Mali : la junte nomme un nouveau chef de l’armée

La junte au pouvoir au Mali a nommé un nouveau chef de l’armée, après les attaques menées fin avril par les djihadistes affiliés à Al-Qaida et les indépendantistes touareg dans plusieurs localités du pays dont la capitale Bamako, indique un décret publié mercredi 6 mai au Journal officiel.

Le Mali est en proie à l’incertitude après ces attaques coordonnées d’ampleur les 25 et 26 avril par des djihadistes du Groupe de soutien à l’islam et aux musulmans (JNIM, allié à Al-Qaida) et la rébellion du Front de libération de l’Azawad (FLA), à dominante touareg.

Plusieurs villes et localités du nord du Mali sont désormais sous contrôle des djihadistes et de leurs alliés du FLA. Le ministre de la défense Sadio Camara, 47 ans, un des piliers de la junte, a été tué à Kati, fief de la junte proche de la capitale Bamako, lors de ces attaques ayant fait, selon une source hospitalière, au moins 23 morts. Le général Camara a été remplacé par le chef de la junte Assimi Goïta qui va cumuler les deux fonctions.

La junte affaiblie

Mercredi, le général Elisé Jean Dao a été nommé « chef d’état-major général des armées » à la place du général Oumar Diarra dont il était l’adjoint, selon le décret. Les raisons de ce changement n’ont pas été indiquées.
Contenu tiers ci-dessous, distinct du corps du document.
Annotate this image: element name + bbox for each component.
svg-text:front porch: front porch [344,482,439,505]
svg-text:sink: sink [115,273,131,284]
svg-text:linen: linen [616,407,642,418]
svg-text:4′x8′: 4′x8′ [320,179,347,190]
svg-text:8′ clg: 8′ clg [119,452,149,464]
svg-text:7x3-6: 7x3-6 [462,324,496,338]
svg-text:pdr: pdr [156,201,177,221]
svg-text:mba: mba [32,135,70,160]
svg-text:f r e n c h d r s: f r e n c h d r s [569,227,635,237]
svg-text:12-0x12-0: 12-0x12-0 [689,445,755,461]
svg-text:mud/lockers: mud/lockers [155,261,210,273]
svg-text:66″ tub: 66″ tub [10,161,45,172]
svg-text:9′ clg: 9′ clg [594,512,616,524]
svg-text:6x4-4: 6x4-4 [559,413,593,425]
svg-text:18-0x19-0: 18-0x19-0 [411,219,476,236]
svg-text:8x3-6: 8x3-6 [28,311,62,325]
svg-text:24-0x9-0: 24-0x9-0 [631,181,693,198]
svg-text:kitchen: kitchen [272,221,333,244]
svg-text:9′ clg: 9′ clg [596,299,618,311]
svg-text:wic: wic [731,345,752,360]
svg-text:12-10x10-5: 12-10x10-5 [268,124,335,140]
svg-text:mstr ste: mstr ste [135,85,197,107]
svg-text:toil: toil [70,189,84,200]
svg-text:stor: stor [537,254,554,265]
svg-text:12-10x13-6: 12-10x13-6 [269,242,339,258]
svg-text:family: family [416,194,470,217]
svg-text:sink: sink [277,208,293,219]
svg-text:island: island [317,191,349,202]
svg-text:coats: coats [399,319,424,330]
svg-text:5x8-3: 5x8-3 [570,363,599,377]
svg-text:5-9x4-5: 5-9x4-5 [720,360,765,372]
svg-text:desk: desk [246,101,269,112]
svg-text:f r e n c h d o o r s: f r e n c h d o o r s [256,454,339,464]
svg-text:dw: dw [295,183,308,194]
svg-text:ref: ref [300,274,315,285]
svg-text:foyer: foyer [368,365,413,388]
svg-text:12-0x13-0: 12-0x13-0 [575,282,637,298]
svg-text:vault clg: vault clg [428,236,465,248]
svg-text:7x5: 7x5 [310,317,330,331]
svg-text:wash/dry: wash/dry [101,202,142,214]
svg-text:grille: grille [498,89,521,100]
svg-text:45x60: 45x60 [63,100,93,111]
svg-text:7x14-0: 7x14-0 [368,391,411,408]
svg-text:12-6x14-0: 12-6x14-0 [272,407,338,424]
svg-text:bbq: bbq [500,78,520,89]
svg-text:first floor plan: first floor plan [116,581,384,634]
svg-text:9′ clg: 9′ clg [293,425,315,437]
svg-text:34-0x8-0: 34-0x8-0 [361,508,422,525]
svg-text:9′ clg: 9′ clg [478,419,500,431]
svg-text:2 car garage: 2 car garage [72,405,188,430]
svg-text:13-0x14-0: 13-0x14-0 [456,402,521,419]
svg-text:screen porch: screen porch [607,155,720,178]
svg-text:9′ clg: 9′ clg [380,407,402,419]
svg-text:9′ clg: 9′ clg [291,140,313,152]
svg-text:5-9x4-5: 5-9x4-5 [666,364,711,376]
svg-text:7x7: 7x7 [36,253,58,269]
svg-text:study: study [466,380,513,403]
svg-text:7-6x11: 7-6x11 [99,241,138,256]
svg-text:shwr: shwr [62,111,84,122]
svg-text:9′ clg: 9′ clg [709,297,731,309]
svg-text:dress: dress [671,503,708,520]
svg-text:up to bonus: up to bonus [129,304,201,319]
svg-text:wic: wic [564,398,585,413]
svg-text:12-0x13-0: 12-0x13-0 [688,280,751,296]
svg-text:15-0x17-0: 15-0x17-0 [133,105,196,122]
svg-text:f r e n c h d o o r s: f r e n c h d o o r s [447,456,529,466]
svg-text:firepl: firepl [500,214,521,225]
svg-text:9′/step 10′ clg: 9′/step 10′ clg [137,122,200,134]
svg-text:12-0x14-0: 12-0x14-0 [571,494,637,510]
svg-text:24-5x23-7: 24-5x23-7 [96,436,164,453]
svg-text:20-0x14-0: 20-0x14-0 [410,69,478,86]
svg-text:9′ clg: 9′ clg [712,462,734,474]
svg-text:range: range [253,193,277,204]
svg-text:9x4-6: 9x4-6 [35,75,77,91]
Elles ont lieu alors que la junte est affaiblie par les attaques des 25 et 26 avril.

Le 1er mai, le parquet militaire avait annoncé des interpellations de soldats, après des investigations ayant révélé, selon lui, des « éléments solides » de « complicité » de certains militaires dans « la planification, la coordination et l’exécution » des attaques du 25 avril.

Le Mali est confronté depuis 2012 à une profonde crise sécuritaire, nourrie notamment par les violences de groupes djihadistes affiliés à Al-Qaida et à l’organisation État islamique (EI), les attaques des indépendantistes touaregs et de groupes criminels communautaires.

Les djihadistes du JNIM ont appelé le 30 avril à un large « front commun » pour « mettre fin à la junte », en vue d’« une transition pacifique et inclusive ».